‘I predicted the 2008 financial crash – something worse could be coming” | City & Business | Finance
The 2008 financial crisis was among the most catastrophic and wide-reaching economic calamities in living memory. Sparked in early 2007 by irresponsible lending in the US housing market, it spread globally, intensifying an already severe recession and forcing government bailouts of financial institutions worldwide. Now former hedge fund employee Richard Bookstaber – who authored A Demon of Our Own Design, which forecast the impending crash in 2007 – suggests something more severe may be looming.
“We have returned to a period of risk,” he writes in the New York Times, “one rife with the sort of pressures that have led to major financial crises. This time, the risks are spread across industries, markets and nations: artificial intelligence, the roughly $2 trillion private credit industry, stock markets, Taiwan and now Iran.” Richard highlights that many of the borrowers underpinning the lending sector are software and technology firms — precisely the types of businesses, he argues, whose services could soon be superseded by AI.
The ongoing conflict in the Middle East, coupled with a long-threatened confrontation between the US and China in the South China Sea, will only further destabilise these sectors, he cautions.

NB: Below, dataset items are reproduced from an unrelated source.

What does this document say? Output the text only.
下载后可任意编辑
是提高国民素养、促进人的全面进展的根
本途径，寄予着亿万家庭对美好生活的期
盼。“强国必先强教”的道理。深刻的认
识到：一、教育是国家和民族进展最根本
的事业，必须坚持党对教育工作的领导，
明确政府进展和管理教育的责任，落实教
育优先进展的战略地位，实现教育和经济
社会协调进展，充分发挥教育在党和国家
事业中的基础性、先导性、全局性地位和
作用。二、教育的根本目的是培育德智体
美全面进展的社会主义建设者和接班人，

“Take Iran,” Richard writes. “An energy shock from the conflict that raises the cost of power or constrains its supply directly affects data centres and AI production.” This will drive up costs for the AI infrastructure that increasing numbers of businesses are becoming reliant on, he warns.
There is also a mounting risk that China could act against Taiwan. The Chinese government has long maintained that Taiwan is its territory, and only a strong US military presence in the region has so far prevented action.
With the US potentially entangled in a protracted and costly conflict in Iran, Xi Jinping could decide that the moment is opportune to blockade or even invade the island.
That would have a catastrophic impact on AI-dependent businesses: a single Taiwanese company supplies more than 50% of the world’s computer chips.
This would have “inevitable knock-on effects,” Richard warns, noting that simultaneous conflicts in the Middle East — disrupting global oil supply — and in Taiwan — crippling the West’s AI infrastructure — could inflict unprecedented damage on the global economy.
It is the growing interconnectedness of the world’s economies, he says, that makes a fresh financial crisis more dangerous: “Our current financial system fails not because any one thing goes wrong. It fails because different shocks propagate through the same structure and in ways that are hard to anticipate,” he writes.
“When something eventually goes wrong, it spreads faster than it can be contained.”
Richard suggests that today’s financial system could be even more vulnerable than in 2008: “The physical risks of Iran, Taiwan and the A.I. boom are supplanting the types of financial risks that preceded 2008,” he stated. “I’d take financial risk any day. Financial risk moves just prices. Physical risk moves the world.”